Мы спустились в подземку, где нас уже ждал поезд; путь к вагонной двери освещен огнями. Без малого пятьдесят лет не был я в этом городе. За это время он здорово переменился. Все вокруг незнакомое; и на каждом шагу, хочешь не хочешь, перед тобой – ТВ. Точно хвастающийся новой замечательной поделкой ребенок. Казалось бы, чего уж проще – нескользящее, поглощающее грязь покрытие на плитках пола или светящиеся пигменты на живых скульптурах, – только даже такие незамысловатые нововведения притягивали взгляд, растолковывая свой уникальный способ сосуществования.

Ничто не оставалось непонятым. Никаких загадок, никакой магии.

– Когда я услышал, что в качестве мемориала Вайолет Мосалы построили Детский Сад, в первую минуту подумал, что ее бы удар хватил. Что говорит лишь о том, как мало я ее знал. Не понимаю, почему меня пригласили.

Де Гроот рассмеялась.

– Я рада, что вы проделали такой путь не только ради самой церемонии. Выступить на ней вы могли бы и по сети; никто не обиделся бы.

– Ну что вы, побывать здесь самому! Никакого сравнения!
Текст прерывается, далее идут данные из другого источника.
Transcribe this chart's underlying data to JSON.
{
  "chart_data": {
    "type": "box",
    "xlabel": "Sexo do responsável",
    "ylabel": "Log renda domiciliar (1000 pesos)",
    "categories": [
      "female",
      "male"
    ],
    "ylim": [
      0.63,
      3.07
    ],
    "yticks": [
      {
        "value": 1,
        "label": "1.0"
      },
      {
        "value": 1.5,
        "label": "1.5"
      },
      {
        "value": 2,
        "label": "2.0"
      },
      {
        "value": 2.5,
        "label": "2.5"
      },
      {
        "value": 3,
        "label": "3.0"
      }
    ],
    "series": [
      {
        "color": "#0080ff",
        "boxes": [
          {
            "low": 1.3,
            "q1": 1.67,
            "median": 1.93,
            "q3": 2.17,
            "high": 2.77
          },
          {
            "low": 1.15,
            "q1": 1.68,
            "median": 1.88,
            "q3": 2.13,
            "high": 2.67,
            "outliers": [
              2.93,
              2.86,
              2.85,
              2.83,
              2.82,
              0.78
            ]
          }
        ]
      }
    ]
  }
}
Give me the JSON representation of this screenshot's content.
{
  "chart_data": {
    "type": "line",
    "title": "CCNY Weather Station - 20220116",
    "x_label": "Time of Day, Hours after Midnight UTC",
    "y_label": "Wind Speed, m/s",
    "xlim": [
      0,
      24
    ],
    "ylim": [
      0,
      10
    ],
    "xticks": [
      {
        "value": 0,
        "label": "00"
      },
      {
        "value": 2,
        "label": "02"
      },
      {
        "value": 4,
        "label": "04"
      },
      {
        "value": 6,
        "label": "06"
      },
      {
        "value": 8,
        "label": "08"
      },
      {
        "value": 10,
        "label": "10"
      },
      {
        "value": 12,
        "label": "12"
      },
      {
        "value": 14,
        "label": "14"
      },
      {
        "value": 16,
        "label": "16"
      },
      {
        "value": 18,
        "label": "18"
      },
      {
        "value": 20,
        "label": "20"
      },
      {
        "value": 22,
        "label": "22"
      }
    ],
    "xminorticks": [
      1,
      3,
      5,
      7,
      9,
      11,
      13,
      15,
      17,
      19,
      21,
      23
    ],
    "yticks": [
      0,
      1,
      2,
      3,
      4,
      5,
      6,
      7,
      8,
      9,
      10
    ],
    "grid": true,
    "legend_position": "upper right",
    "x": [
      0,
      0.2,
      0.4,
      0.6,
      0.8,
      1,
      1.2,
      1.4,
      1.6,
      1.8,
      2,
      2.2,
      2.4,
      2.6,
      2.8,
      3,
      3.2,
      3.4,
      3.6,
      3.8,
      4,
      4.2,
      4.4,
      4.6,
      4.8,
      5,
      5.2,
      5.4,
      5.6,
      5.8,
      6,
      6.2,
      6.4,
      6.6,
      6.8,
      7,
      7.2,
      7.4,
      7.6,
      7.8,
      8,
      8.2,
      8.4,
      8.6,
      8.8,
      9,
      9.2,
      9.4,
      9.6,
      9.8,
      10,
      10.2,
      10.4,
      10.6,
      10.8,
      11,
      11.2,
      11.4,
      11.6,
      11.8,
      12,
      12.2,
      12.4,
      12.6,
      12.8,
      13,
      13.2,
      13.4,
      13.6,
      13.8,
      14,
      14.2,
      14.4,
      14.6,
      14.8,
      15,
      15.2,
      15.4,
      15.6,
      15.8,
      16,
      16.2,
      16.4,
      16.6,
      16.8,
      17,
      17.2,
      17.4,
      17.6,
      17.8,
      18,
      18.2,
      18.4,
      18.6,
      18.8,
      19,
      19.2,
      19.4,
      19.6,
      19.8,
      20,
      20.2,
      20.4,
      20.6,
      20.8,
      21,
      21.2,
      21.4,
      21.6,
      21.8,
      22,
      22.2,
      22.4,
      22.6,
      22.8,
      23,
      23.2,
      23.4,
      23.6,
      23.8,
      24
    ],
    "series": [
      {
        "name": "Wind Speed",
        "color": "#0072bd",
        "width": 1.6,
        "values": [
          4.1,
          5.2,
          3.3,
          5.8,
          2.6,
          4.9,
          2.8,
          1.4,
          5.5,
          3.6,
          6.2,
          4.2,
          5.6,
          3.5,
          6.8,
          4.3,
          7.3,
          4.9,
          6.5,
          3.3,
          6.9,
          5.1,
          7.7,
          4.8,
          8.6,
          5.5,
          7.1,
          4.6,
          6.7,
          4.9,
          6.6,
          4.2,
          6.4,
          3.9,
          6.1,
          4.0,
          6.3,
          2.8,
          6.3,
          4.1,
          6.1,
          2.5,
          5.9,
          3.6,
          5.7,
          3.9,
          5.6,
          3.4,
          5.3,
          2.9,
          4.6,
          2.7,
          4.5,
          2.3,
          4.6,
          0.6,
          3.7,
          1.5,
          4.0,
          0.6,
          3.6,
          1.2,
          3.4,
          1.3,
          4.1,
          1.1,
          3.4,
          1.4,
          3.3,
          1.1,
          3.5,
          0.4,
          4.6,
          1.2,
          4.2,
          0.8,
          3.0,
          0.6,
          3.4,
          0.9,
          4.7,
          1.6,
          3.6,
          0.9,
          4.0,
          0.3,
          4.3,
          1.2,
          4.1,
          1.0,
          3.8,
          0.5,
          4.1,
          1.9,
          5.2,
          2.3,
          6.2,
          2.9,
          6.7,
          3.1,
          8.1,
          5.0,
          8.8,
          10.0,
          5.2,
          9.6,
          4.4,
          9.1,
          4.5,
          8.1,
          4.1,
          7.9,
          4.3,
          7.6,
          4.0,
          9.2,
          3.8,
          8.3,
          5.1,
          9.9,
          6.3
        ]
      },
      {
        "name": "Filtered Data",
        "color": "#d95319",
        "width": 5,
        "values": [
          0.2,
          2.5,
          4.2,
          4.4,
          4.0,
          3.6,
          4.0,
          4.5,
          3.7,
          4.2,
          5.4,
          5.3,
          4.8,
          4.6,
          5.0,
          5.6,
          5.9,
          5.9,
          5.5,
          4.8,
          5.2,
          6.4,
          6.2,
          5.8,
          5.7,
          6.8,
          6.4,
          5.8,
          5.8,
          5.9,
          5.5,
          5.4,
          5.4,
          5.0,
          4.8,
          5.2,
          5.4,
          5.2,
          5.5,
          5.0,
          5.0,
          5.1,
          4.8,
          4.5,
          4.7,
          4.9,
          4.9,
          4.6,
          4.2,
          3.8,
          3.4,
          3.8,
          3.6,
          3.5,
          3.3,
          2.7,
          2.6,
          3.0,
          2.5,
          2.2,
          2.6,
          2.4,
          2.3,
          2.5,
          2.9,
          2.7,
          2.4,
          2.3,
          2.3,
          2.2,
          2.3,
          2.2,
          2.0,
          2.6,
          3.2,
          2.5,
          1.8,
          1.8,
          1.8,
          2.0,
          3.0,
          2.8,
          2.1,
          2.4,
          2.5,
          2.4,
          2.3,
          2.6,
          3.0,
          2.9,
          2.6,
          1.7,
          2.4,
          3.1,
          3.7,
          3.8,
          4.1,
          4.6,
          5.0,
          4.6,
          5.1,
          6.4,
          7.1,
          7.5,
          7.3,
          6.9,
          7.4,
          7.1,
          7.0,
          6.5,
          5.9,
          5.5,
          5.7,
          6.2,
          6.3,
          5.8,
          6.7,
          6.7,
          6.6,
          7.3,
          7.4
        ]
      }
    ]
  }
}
Наша остановка, напомнил поезд. Придержал для нас двери. Мы оказались в опрятном предместье, недалеко от дома, где провела детство Мосала; правда, теперь вдоль улиц росли удивительные растения – она ни за что не распознала бы видов. И как растут деревья в Безгосударстве, увидеть ей не довелось. Мимо нас, глядя в безоблачное голубое небо, зачарованные его безупречной логикой, шагали люди.

Детский Сад оказался небольшим зданием, по такому случаю превращенным в лекционный зал. Полдюжины ораторов, пятьдесят детишек-слушателей. Мысли мои витали где-то далеко. Но вот внучка Вайолет – она работает на «Альционе» – начала рассказывать о ракетных двигателях; принцип их устройства, основанный на ТВ, достаточно прост для понимания. Карин де Гроот говорила о Вайолет, вспоминала эпизоды из ее жизни, в которых Вайолет представала благородной и несгибаемой. А один из ребят подготовил почву для моего выступления, поведав аудитории об Эре Невежества.

– Она висит в Информационном Космосе, как сталактит, – употребив настоящее время, он не оговорился, выбрал такую форму сознательно, как того требовала всеобщая относительность, – Она не автономна, не объясняет самое себя. Чтобы существовать, она должна быть привязана к Информационному Космосу. Впрочем, не обойтись без этого и нам. Это историческая необходимость, логическое следствие, очевидное, если попытаться развернуть время, предшествующее моменту «Алеф».

Повинуясь жесту малыша, прямо в воздухе соткались яркие диаграммы и уравнения. На плотно оплетенном объяснительными нитями сверкающем звездном скоплении Информационного Космоса покоился, упираясь вершиной в физический Большой взрыв, простой тусклый конус Эры Невежества. Несколько уступающие оратору в интеллектуальном развитии четырехлетние слушатели старательно пытались вникнуть в суть концепции. Время, предшествующее моменту «Алеф»? Конечно, дедушки-бабушки рассказывали, но все равно как-то не верится.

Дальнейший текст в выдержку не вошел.